Saturday, January 14, 2006

Technique

Perhaps new years resolutions aren't meant to come at the start of the year, but gradually, as the year dawns - or perhaps these are more like new years revelations. Possibly a quiet start to the year has cleared my head a little, but I keep getting minor flashes of clarity, seeing things as they are - as I walk down the street, or as someone says something to me - and I think, yes, I should write this down. Yes, I should write this down. This has to be one of the drivers, hasn't it? Something to say! At last! (And the opposite of that "having an opinion" that everyone seems to have at the moment on such peripheral topics as George Galloway on Big Brother, or Ruth Kelly and the sex offenders register.) But I'm not sure how to say the things. You know how it is - you suddenly notice an absolute truth. Say, that people not only aren't having children any more, but they're studiously ignoring biological clocks, and just accepting that's how its going to be. Or: that the streets do seem a little safer than they used to; that crime and civil disobedience, though stil there, aren't quite as prevalent as they once were. Or: that our cities are becoming just a little bit more European, but only a little. Or more minor things than that - there's more blonde haired girls in Manchester than London, for instance. Or that literally EVERYONE has an iPod nowadays. If I had a newspaper column (or a blog?) then I could just bang them out. But I want to take these ingredients and put them into a fictional/poetic mix. I want to write something that could only be written at this point in time - a time both more comfortable than I can remember, and yet more fearful. I can't quite put my finger on what it is I'm trying to say, but feel that if I could write it down in fiction then I'd be able to say, yes, that was it.

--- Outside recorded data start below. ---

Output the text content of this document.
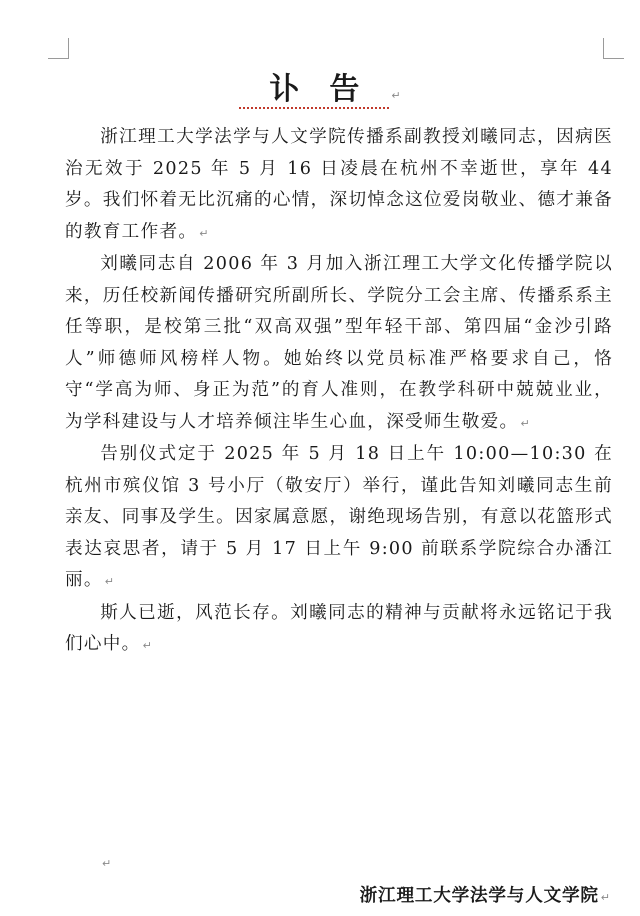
讣告 ↵

浙江理工大学法学与人文学院传播系副教授刘曦同志，因病医治无效于 2025 年 5 月 16 日凌晨在杭州不幸逝世，享年 44 岁。我们怀着无比沉痛的心情，深切悼念这位爱岗敬业、德才兼备的教育工作者。 ↵

刘曦同志自 2006 年 3 月加入浙江理工大学文化传播学院以来，历任校新闻传播研究所副所长、学院分工会主席、传播系系主任等职，是校第三批“双高双强”型年轻干部、第四届“金沙引路人”师德师风榜样人物。她始终以党员标准严格要求自己，恪守“学高为师、身正为范”的育人准则，在教学科研中兢兢业业，为学科建设与人才培养倾注毕生心血，深受师生敬爱。 ↵

告别仪式定于 2025 年 5 月 18 日上午 10:00—10:30 在杭州市殡仪馆 3 号小厅（敬安厅）举行，谨此告知刘曦同志生前亲友、同事及学生。因家属意愿，谢绝现场告别，有意以花篮形式表达哀思者，请于 5 月 17 日上午 9:00 前联系学院综合办潘江丽。 ↵

斯人已逝，风范长存。刘曦同志的精神与贡献将永远铭记于我们心中。 ↵

↵
浙江理工大学法学与人文学院 ↵
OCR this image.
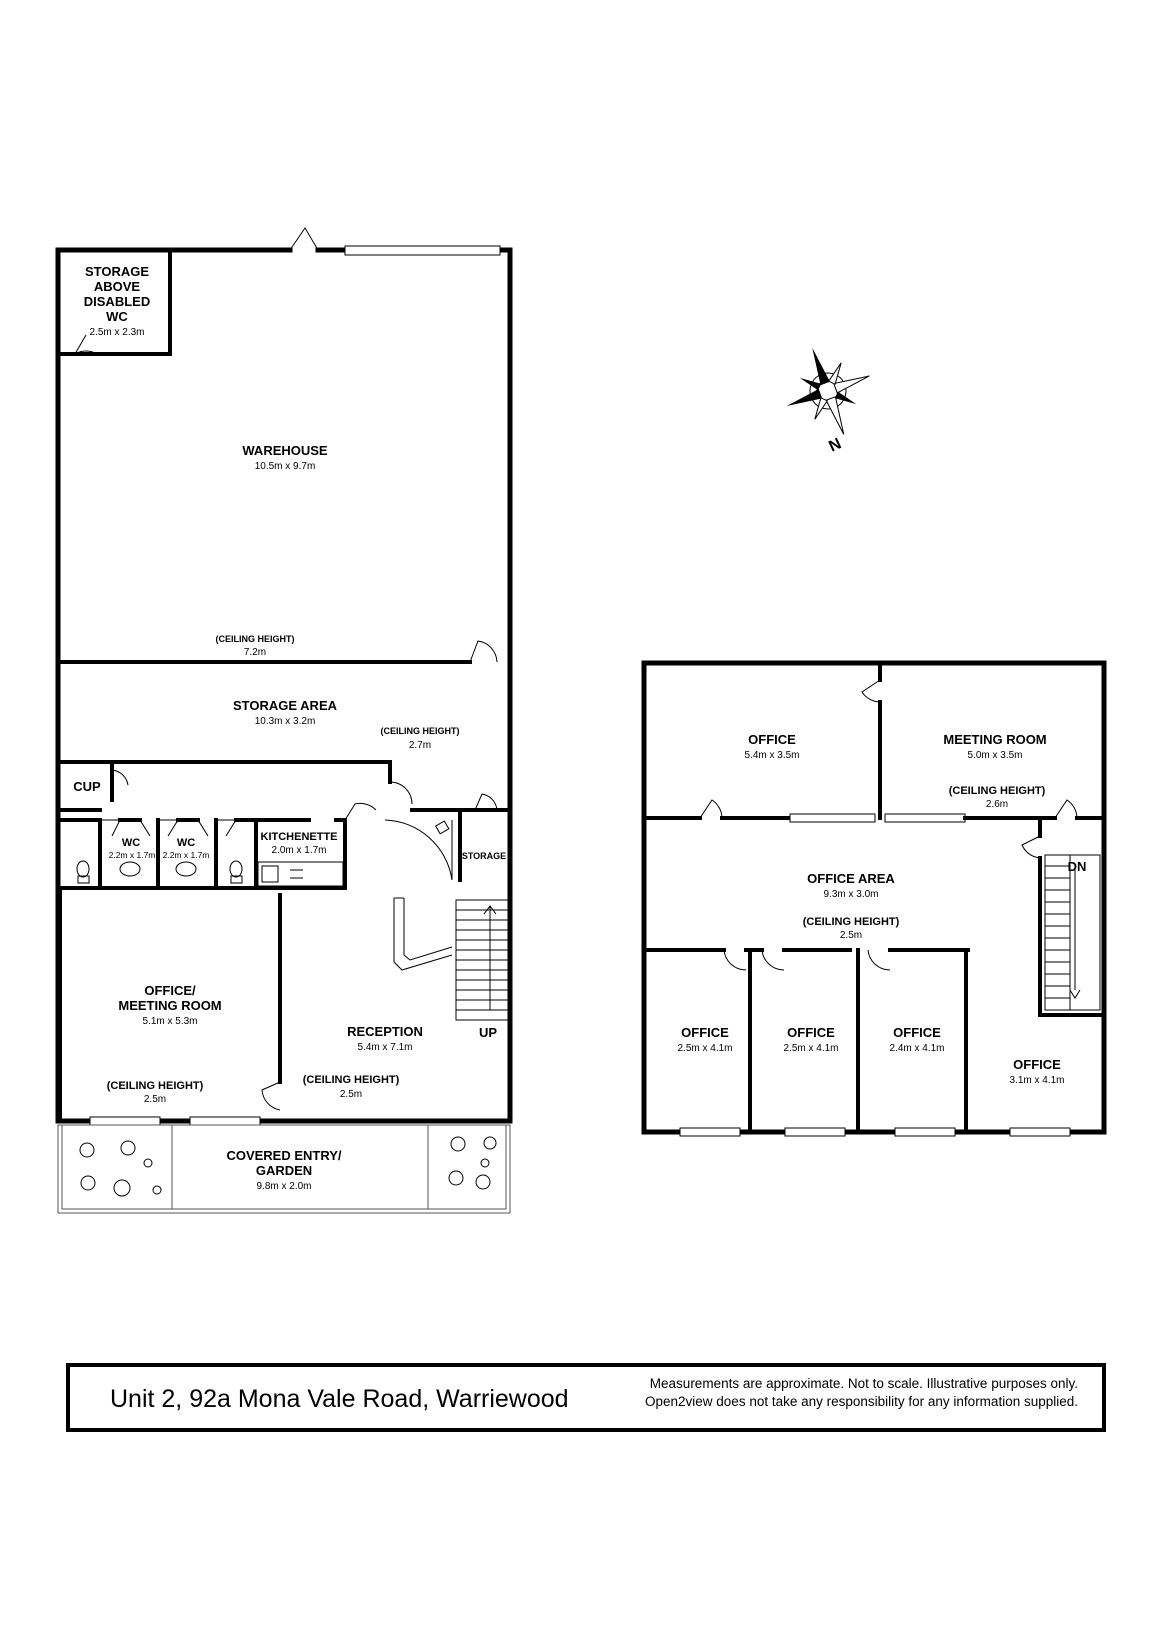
STORAGE
ABOVE
DISABLED
WC
2.5m x 2.3m
WAREHOUSE
10.5m x 9.7m
(CEILING HEIGHT)
7.2m
STORAGE AREA
10.3m x 3.2m
(CEILING HEIGHT)
2.7m
CUP
WC
2.2m x 1.7m
WC
2.2m x 1.7m
KITCHENETTE
2.0m x 1.7m	STORAGE
OFFICE/
MEETING ROOM
5.1m x 5.3m
(CEILING HEIGHT)
2.5m
RECEPTION
5.4m x 7.1m
(CEILING HEIGHT)
2.5m
UP
COVERED ENTRY/
GARDEN
9.8m x 2.0m
OFFICE
5.4m x 3.5m
MEETING ROOM
5.0m x 3.5m
(CEILING HEIGHT)
2.6m
OFFICE AREA
9.3m x 3.0m
(CEILING HEIGHT)
2.5m
OFFICE
2.5m x 4.1m
OFFICE
2.5m x 4.1m
OFFICE
2.4m x 4.1m
OFFICE
3.1m x 4.1m
DN
N
Unit 2, 92a Mona Vale Road, Warriewood
Measurements are approximate. Not to scale. Illustrative purposes only.
Open2view does not take any responsibility for any information supplied.
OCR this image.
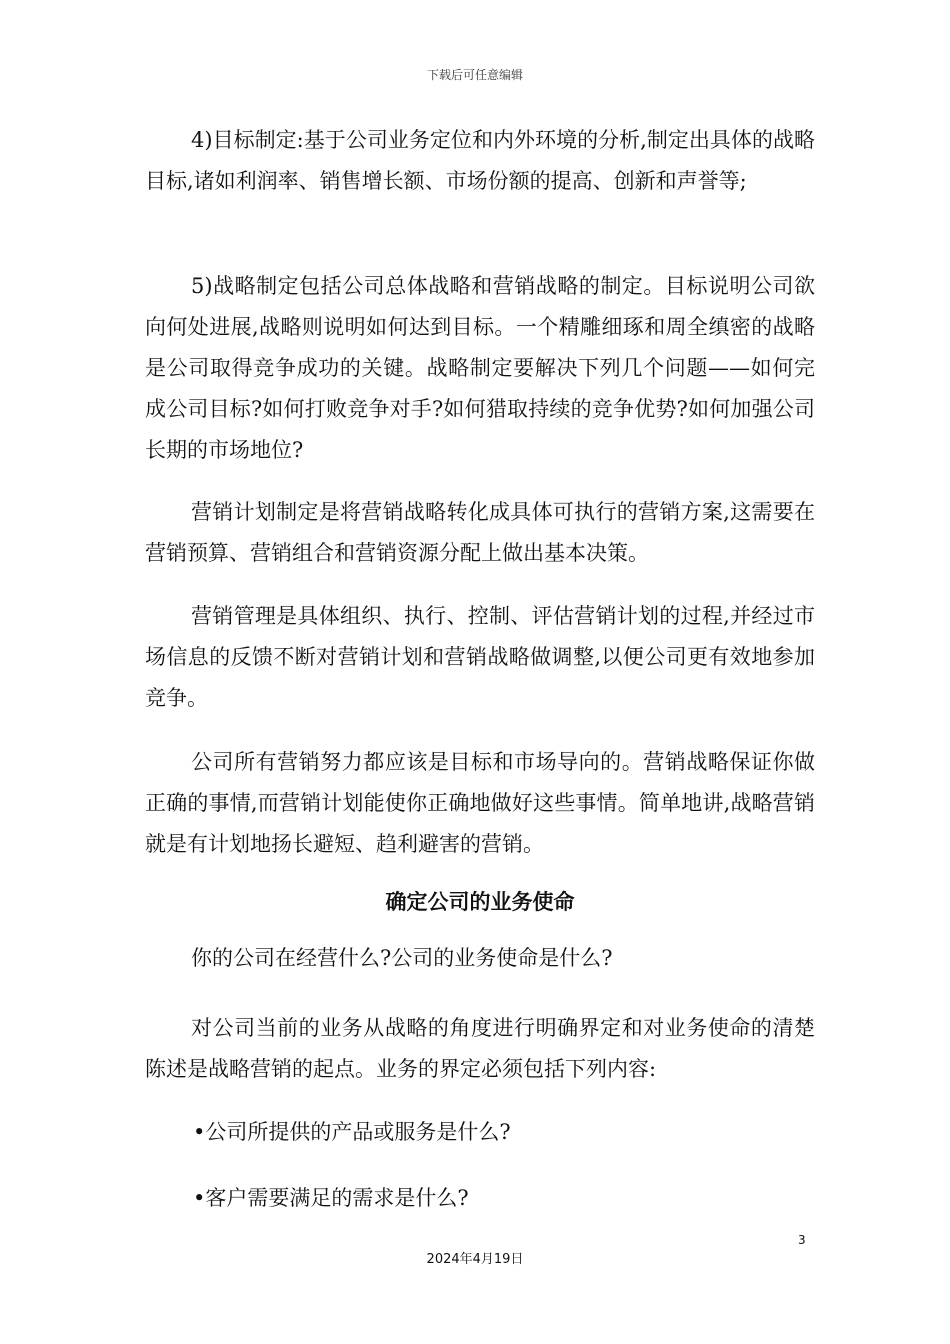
下载后可任意编辑

4)目标制定:基于公司业务定位和内外环境的分析,制定出具体的战略目标,诸如利润率、销售增长额、市场份额的提高、创新和声誉等;

5)战略制定包括公司总体战略和营销战略的制定。目标说明公司欲向何处进展,战略则说明如何达到目标。一个精雕细琢和周全缜密的战略是公司取得竞争成功的关键。战略制定要解决下列几个问题——如何完成公司目标?如何打败竞争对手?如何猎取持续的竞争优势?如何加强公司长期的市场地位?

营销计划制定是将营销战略转化成具体可执行的营销方案,这需要在营销预算、营销组合和营销资源分配上做出基本决策。

营销管理是具体组织、执行、控制、评估营销计划的过程,并经过市场信息的反馈不断对营销计划和营销战略做调整,以便公司更有效地参加竞争。

公司所有营销努力都应该是目标和市场导向的。营销战略保证你做正确的事情,而营销计划能使你正确地做好这些事情。简单地讲,战略营销就是有计划地扬长避短、趋利避害的营销。

确定公司的业务使命

你的公司在经营什么?公司的业务使命是什么?

对公司当前的业务从战略的角度进行明确界定和对业务使命的清楚陈述是战略营销的起点。业务的界定必须包括下列内容:

•公司所提供的产品或服务是什么?

•客户需要满足的需求是什么?

3
2024年4月19日
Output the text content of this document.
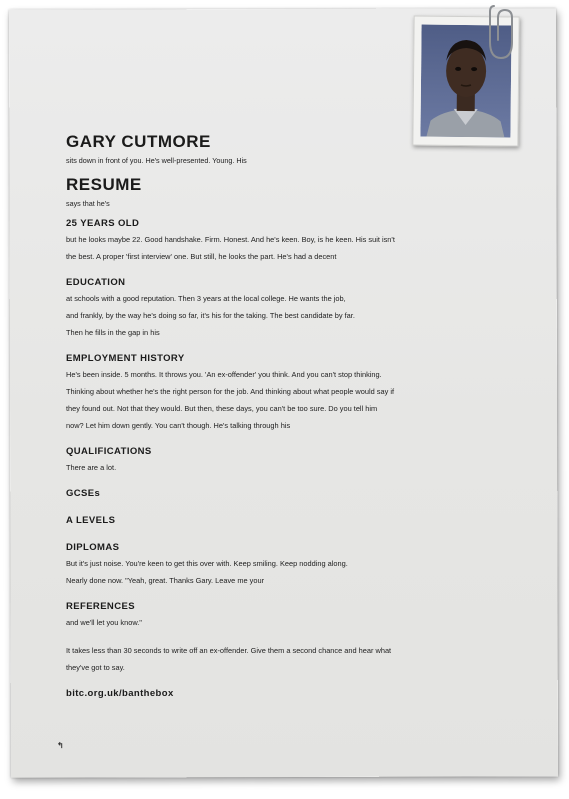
GARY CUTMORE

sits down in front of you. He's well-presented. Young. His

RESUME

says that he's

25 YEARS OLD

but he looks maybe 22. Good handshake. Firm. Honest. And he's keen. Boy, is he keen. His suit isn't

the best. A proper 'first interview' one. But still, he looks the part. He's had a decent

EDUCATION

at schools with a good reputation. Then 3 years at the local college. He wants the job,

and frankly, by the way he's doing so far, it's his for the taking. The best candidate by far.

Then he fills in the gap in his

EMPLOYMENT HISTORY

He's been inside. 5 months. It throws you. 'An ex-offender' you think. And you can't stop thinking.

Thinking about whether he's the right person for the job. And thinking about what people would say if

they found out. Not that they would. But then, these days, you can't be too sure. Do you tell him

now? Let him down gently. You can't though. He's talking through his

QUALIFICATIONS

There are a lot.

GCSEs

A LEVELS

DIPLOMAS

But it's just noise. You're keen to get this over with. Keep smiling. Keep nodding along.

Nearly done now. "Yeah, great. Thanks Gary. Leave me your

REFERENCES

and we'll let you know."

It takes less than 30 seconds to write off an ex-offender. Give them a second chance and hear what

they've got to say.

bitc.org.uk/banthebox

↰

What's stopping me? Well, technique, I guess. All the models that I think of using - thriller, short story, essay, reportage - seem unfit to the task. I need, somehow to find a better writing frame on which to stretch these ideas. I need the places and characters which will inhabit the story. I need the appropriate technique for dealing for this material and making it make sense. What I notice, as well, is that the only models for this that I'm finding are not written ones, but filmic or musical. That's where the lessons need to be learnt from. Let us begin.

2 comments:

Quillhill said...

Two thoughts: 1.if you write something that could be written "only now" will it be immediately dated, meaningful only now, as opposed to timeless? 2.I have always been fascinated by the thought of writing a novel like an opera, to somehow convey the opera experience through a novel--never have figured out how to do it, though.

Adrian Slatcher said...

If you write truthfully about "now" I don't think being dated is a problem. Ironically, its the later versions, e.g Hollinghurst's 80s that are the more selective, the less authoritative. I'm intrigued by the opera idea since opera is, I guess, the heightened story. Perhaps Dos Passos "USA" or Michael Moorcock's Cornelius novels aspire to this?